Puda will now become Minister for Regional Policy and Development Funds, a portfolio previously held by Prime Minister Morawiecki. This means Puda remains one of the trusted allies of government leader Morawiecki and PiS chairman KaczyƄski, the Polish ‘strongman’. KaczyƄski himself is currently still Deputy Prime Minister but is stepping down early and handing over the role to the new agriculture minister Henryk Kowalczyk.

Kowalczyk is the former Minister of Climate and his task now is to “improve the image of the ministry and its relations with farmers’ organizations,” says Professor MaƂgorzata Molęda-Zdziech of the Warsaw School of Economics. The new minister brings considerable experience: a year ago he had a major conflict with PiS leaders over a heavily criticized animal welfare law.

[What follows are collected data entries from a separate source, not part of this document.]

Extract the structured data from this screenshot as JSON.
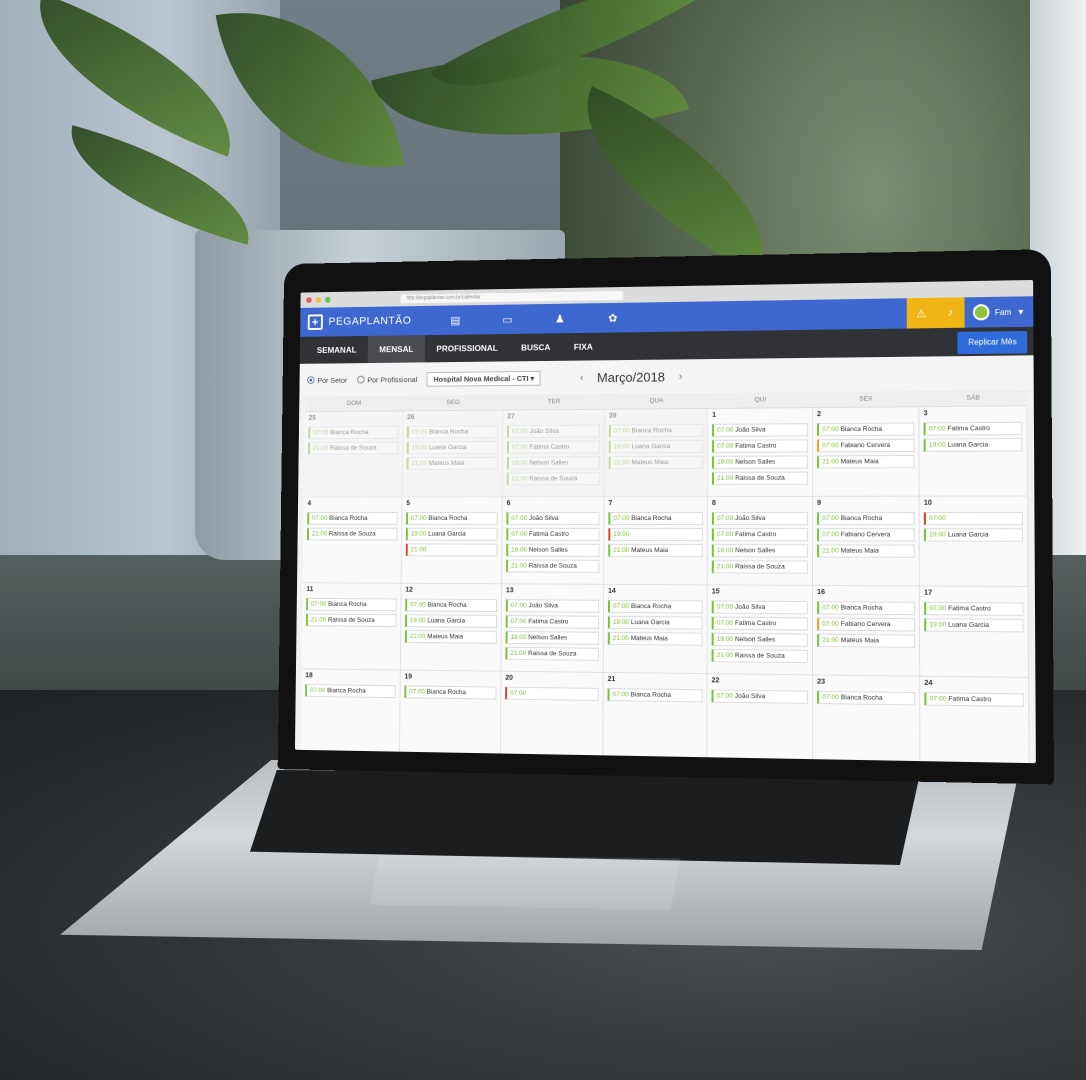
{
  "browser": {
    "url": "http://pegaplantao.com.br/calendar"
  },
  "app": {
    "brand": "PEGAPLANTÃO",
    "nav_icons": [
      "chart-icon",
      "calendar-icon",
      "person-icon",
      "gear-icon"
    ],
    "notifications": [
      "bell-icon",
      "bell-icon"
    ],
    "user": "Fam"
  },
  "tabs": [
    "SEMANAL",
    "MENSAL",
    "PROFISSIONAL",
    "BUSCA",
    "FIXA"
  ],
  "active_tab": "MENSAL",
  "replicate_button": "Replicar Mês",
  "filters": {
    "radio_setor": "Por Setor",
    "radio_profissional": "Por Profissional",
    "hospital": "Hospital Nova Medical - CTI"
  },
  "month": {
    "label": "Março/2018",
    "prev": "‹",
    "next": "›"
  },
  "weekdays": [
    "DOM",
    "SEG",
    "TER",
    "QUA",
    "QUI",
    "SEX",
    "SÁB"
  ],
  "days": [
    {
      "num": "25",
      "past": true,
      "shifts": [
        [
          "07:00",
          "Bianca Rocha",
          "g"
        ],
        [
          "21:00",
          "Raissa de Souza",
          "g"
        ]
      ]
    },
    {
      "num": "26",
      "past": true,
      "shifts": [
        [
          "07:00",
          "Bianca Rocha",
          "g"
        ],
        [
          "19:00",
          "Luana Garcia",
          "g"
        ],
        [
          "21:00",
          "Mateus Maia",
          "g"
        ]
      ]
    },
    {
      "num": "27",
      "past": true,
      "shifts": [
        [
          "07:00",
          "João Silva",
          "g"
        ],
        [
          "07:00",
          "Fatima Castro",
          "g"
        ],
        [
          "19:00",
          "Nelson Salles",
          "g"
        ],
        [
          "21:00",
          "Raissa de Souza",
          "g"
        ]
      ]
    },
    {
      "num": "28",
      "past": true,
      "shifts": [
        [
          "07:00",
          "Bianca Rocha",
          "g"
        ],
        [
          "19:00",
          "Luana Garcia",
          "g"
        ],
        [
          "21:00",
          "Mateus Maia",
          "g"
        ]
      ]
    },
    {
      "num": "1",
      "past": false,
      "shifts": [
        [
          "07:00",
          "João Silva",
          "g"
        ],
        [
          "07:00",
          "Fatima Castro",
          "g"
        ],
        [
          "19:00",
          "Nelson Salles",
          "g"
        ],
        [
          "21:00",
          "Raissa de Souza",
          "g"
        ]
      ]
    },
    {
      "num": "2",
      "past": false,
      "shifts": [
        [
          "07:00",
          "Bianca Rocha",
          "g"
        ],
        [
          "07:00",
          "Fabiano Cervera",
          "o"
        ],
        [
          "21:00",
          "Mateus Maia",
          "g"
        ]
      ]
    },
    {
      "num": "3",
      "past": false,
      "shifts": [
        [
          "07:00",
          "Fatima Castro",
          "g"
        ],
        [
          "19:00",
          "Luana Garcia",
          "g"
        ]
      ]
    },
    {
      "num": "4",
      "past": false,
      "shifts": [
        [
          "07:00",
          "Bianca Rocha",
          "g"
        ],
        [
          "21:00",
          "Raissa de Souza",
          "g"
        ]
      ]
    },
    {
      "num": "5",
      "past": false,
      "shifts": [
        [
          "07:00",
          "Bianca Rocha",
          "g"
        ],
        [
          "19:00",
          "Luana Garcia",
          "g"
        ],
        [
          "21:00",
          "",
          "r"
        ]
      ]
    },
    {
      "num": "6",
      "past": false,
      "shifts": [
        [
          "07:00",
          "João Silva",
          "g"
        ],
        [
          "07:00",
          "Fatima Castro",
          "g"
        ],
        [
          "19:00",
          "Nelson Salles",
          "g"
        ],
        [
          "21:00",
          "Raissa de Souza",
          "g"
        ]
      ]
    },
    {
      "num": "7",
      "past": false,
      "shifts": [
        [
          "07:00",
          "Bianca Rocha",
          "g"
        ],
        [
          "19:00",
          "",
          "r"
        ],
        [
          "21:00",
          "Mateus Maia",
          "g"
        ]
      ]
    },
    {
      "num": "8",
      "past": false,
      "shifts": [
        [
          "07:00",
          "João Silva",
          "g"
        ],
        [
          "07:00",
          "Fatima Castro",
          "g"
        ],
        [
          "19:00",
          "Nelson Salles",
          "g"
        ],
        [
          "21:00",
          "Raissa de Souza",
          "g"
        ]
      ]
    },
    {
      "num": "9",
      "past": false,
      "shifts": [
        [
          "07:00",
          "Bianca Rocha",
          "g"
        ],
        [
          "07:00",
          "Fabiano Cervera",
          "g"
        ],
        [
          "21:00",
          "Mateus Maia",
          "g"
        ]
      ]
    },
    {
      "num": "10",
      "past": false,
      "shifts": [
        [
          "07:00",
          "",
          "r"
        ],
        [
          "19:00",
          "Luana Garcia",
          "g"
        ]
      ]
    },
    {
      "num": "11",
      "past": false,
      "shifts": [
        [
          "07:00",
          "Bianca Rocha",
          "g"
        ],
        [
          "21:00",
          "Raissa de Souza",
          "g"
        ]
      ]
    },
    {
      "num": "12",
      "past": false,
      "shifts": [
        [
          "07:00",
          "Bianca Rocha",
          "g"
        ],
        [
          "19:00",
          "Luana Garcia",
          "g"
        ],
        [
          "21:00",
          "Mateus Maia",
          "g"
        ]
      ]
    },
    {
      "num": "13",
      "past": false,
      "shifts": [
        [
          "07:00",
          "João Silva",
          "g"
        ],
        [
          "07:00",
          "Fatima Castro",
          "g"
        ],
        [
          "19:00",
          "Nelson Salles",
          "g"
        ],
        [
          "21:00",
          "Raissa de Souza",
          "g"
        ]
      ]
    },
    {
      "num": "14",
      "past": false,
      "shifts": [
        [
          "07:00",
          "Bianca Rocha",
          "g"
        ],
        [
          "19:00",
          "Luana Garcia",
          "g"
        ],
        [
          "21:00",
          "Mateus Maia",
          "g"
        ]
      ]
    },
    {
      "num": "15",
      "past": false,
      "shifts": [
        [
          "07:00",
          "João Silva",
          "g"
        ],
        [
          "07:00",
          "Fatima Castro",
          "g"
        ],
        [
          "19:00",
          "Nelson Salles",
          "g"
        ],
        [
          "21:00",
          "Raissa de Souza",
          "g"
        ]
      ]
    },
    {
      "num": "16",
      "past": false,
      "shifts": [
        [
          "07:00",
          "Bianca Rocha",
          "g"
        ],
        [
          "07:00",
          "Fabiano Cervera",
          "o"
        ],
        [
          "21:00",
          "Mateus Maia",
          "g"
        ]
      ]
    },
    {
      "num": "17",
      "past": false,
      "shifts": [
        [
          "07:00",
          "Fatima Castro",
          "g"
        ],
        [
          "19:00",
          "Luana Garcia",
          "g"
        ]
      ]
    },
    {
      "num": "18",
      "past": false,
      "shifts": [
        [
          "07:00",
          "Bianca Rocha",
          "g"
        ]
      ]
    },
    {
      "num": "19",
      "past": false,
      "shifts": [
        [
          "07:00",
          "Bianca Rocha",
          "g"
        ]
      ]
    },
    {
      "num": "20",
      "past": false,
      "shifts": [
        [
          "07:00",
          "",
          "r"
        ]
      ]
    },
    {
      "num": "21",
      "past": false,
      "shifts": [
        [
          "07:00",
          "Bianca Rocha",
          "g"
        ]
      ]
    },
    {
      "num": "22",
      "past": false,
      "shifts": [
        [
          "07:00",
          "João Silva",
          "g"
        ]
      ]
    },
    {
      "num": "23",
      "past": false,
      "shifts": [
        [
          "07:00",
          "Bianca Rocha",
          "g"
        ]
      ]
    },
    {
      "num": "24",
      "past": false,
      "shifts": [
        [
          "07:00",
          "Fatima Castro",
          "g"
        ]
      ]
    }
  ],
  "colors": {
    "topbar": "#3c68cf",
    "accent_green": "#7cc13a",
    "accent_orange": "#f0a020",
    "accent_red": "#d9412f",
    "notification": "#f0b515",
    "replicate": "#2f6bd9"
  }
}
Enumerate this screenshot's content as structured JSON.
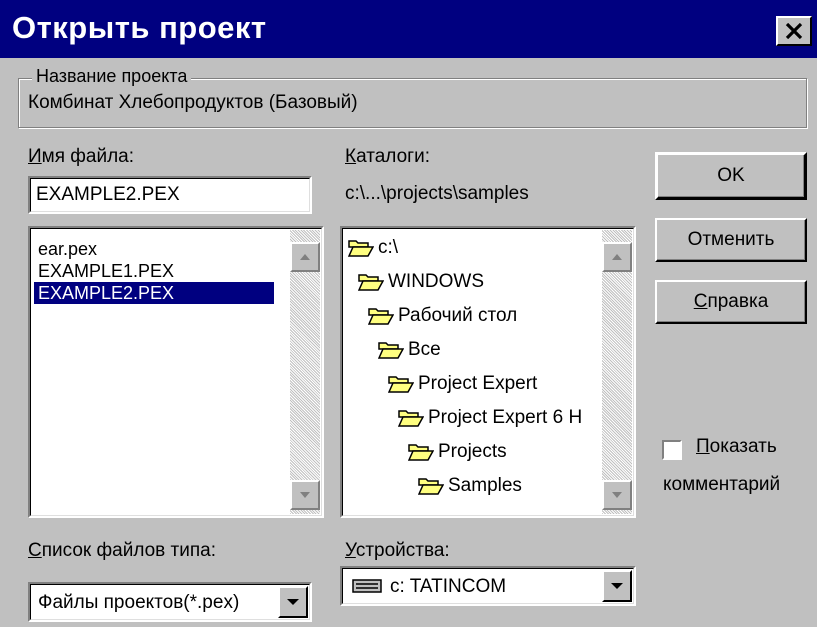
{
  "window": {
    "title": "Открыть проект"
  },
  "project_group": {
    "legend": "Название проекта",
    "value": "Комбинат Хлебопродуктов (Базовый)"
  },
  "file_name": {
    "label_accel": "И",
    "label_rest": "мя файла:",
    "value": "EXAMPLE2.PEX"
  },
  "files": [
    {
      "name": "ear.pex",
      "selected": false
    },
    {
      "name": "EXAMPLE1.PEX",
      "selected": false
    },
    {
      "name": "EXAMPLE2.PEX",
      "selected": true
    }
  ],
  "directories": {
    "label_accel": "К",
    "label_rest": "аталоги:",
    "current_path": "c:\\...\\projects\\samples",
    "tree": [
      {
        "name": "c:\\",
        "open": true
      },
      {
        "name": "WINDOWS",
        "open": true
      },
      {
        "name": "Рабочий стол",
        "open": true
      },
      {
        "name": "Все",
        "open": true
      },
      {
        "name": "Project Expert",
        "open": true
      },
      {
        "name": "Project Expert 6 H",
        "open": true
      },
      {
        "name": "Projects",
        "open": true
      },
      {
        "name": "Samples",
        "open": true
      }
    ]
  },
  "buttons": {
    "ok": "OK",
    "cancel": "Отменить",
    "help_accel": "С",
    "help_rest": "правка"
  },
  "show_comment": {
    "checked": false,
    "line1_accel": "П",
    "line1_rest": "оказать",
    "line2": "комментарий"
  },
  "file_type": {
    "label_accel": "С",
    "label_rest": "писок файлов типа:",
    "value": "Файлы проектов(*.pex)"
  },
  "drives": {
    "label_accel": "У",
    "label_rest": "стройства:",
    "value": "c: TATINCOM"
  },
  "icons": {
    "close": "close-icon",
    "folder": "folder-open-icon",
    "drive": "drive-icon",
    "scroll_up": "arrow-up-icon",
    "scroll_down": "arrow-down-icon",
    "dropdown": "chevron-down-icon"
  },
  "colors": {
    "titlebar": "#000080",
    "face": "#c0c0c0",
    "selection": "#000080",
    "folder": "#ffff80"
  }
}
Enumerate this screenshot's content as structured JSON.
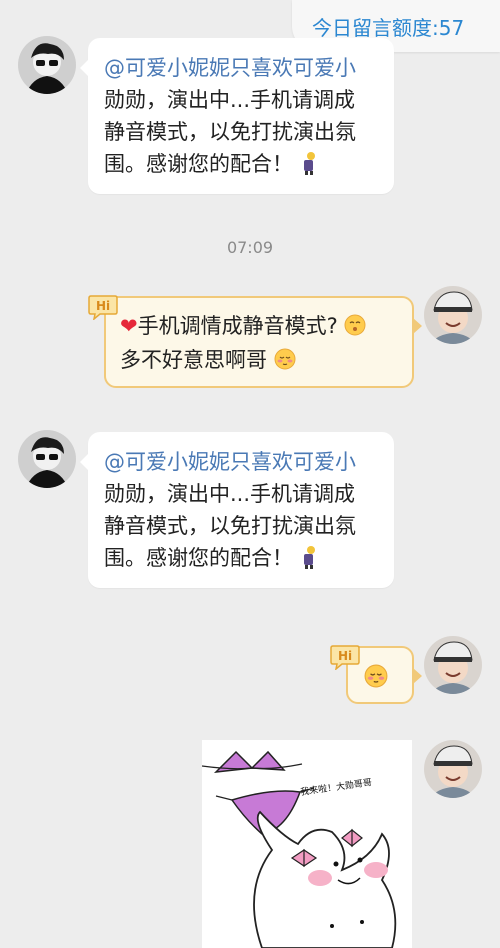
{
  "quota": {
    "label": "今日留言额度:57"
  },
  "messages": [
    {
      "mention": "@可爱小妮妮只喜欢可爱小",
      "lines": [
        "勋勋，演出中...手机请调成",
        "静音模式，以免打扰演出氛",
        "围。感谢您的配合！"
      ]
    },
    {
      "time": "07:09"
    },
    {
      "line1": "手机调情成静音模式?",
      "line2": "多不好意思啊哥"
    },
    {
      "mention": "@可爱小妮妮只喜欢可爱小",
      "lines": [
        "勋勋，演出中...手机请调成",
        "静音模式，以免打扰演出氛",
        "围。感谢您的配合！"
      ]
    },
    {
      "image_caption": "我来啦！大勋哥哥"
    }
  ],
  "badges": {
    "hi": "Hi"
  },
  "icons": {
    "heart": "heart-icon",
    "blush": "blush-emoji-icon",
    "shy": "shy-emoji-icon",
    "sticker": "mascot-sticker-icon"
  }
}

Strongman KaczyƄski proposed the bill at the end of 2019 to improve the conditions in which animals are kept. The new law would effectively ban cages and the slaughtering of poultry without stunning, which threatened Poland’s substantial chicken exports to Islamic countries.

The bill also imposed stricter hygiene regulations for the tens of thousands of ‘small’ pig farmers. Not only many rural residents and farmers but also many PiS politicians opposed it. Kowalczyk also objected and – like other protesting PiS politicians – was briefly suspended as a PiS parliamentary member.

The PiS revolt initially led to party chairman KaczyƄski entering the cabinet himself, after which he removed some popular agricultural politicians and appointed his own allies. Puda was also made agriculture minister this way.

In the end, the Polish Senate blocked the bill due to abstentions by PiS senators. With Puda’s reassignment and the rehabilitation and return of the ‘animal lover’ Kowalczyk, the PiS party is trying to regain some of the lost trust on the Polish countryside.

This article was written and published by Iede de Vries. The translation was generated automatically from the original Dutch version.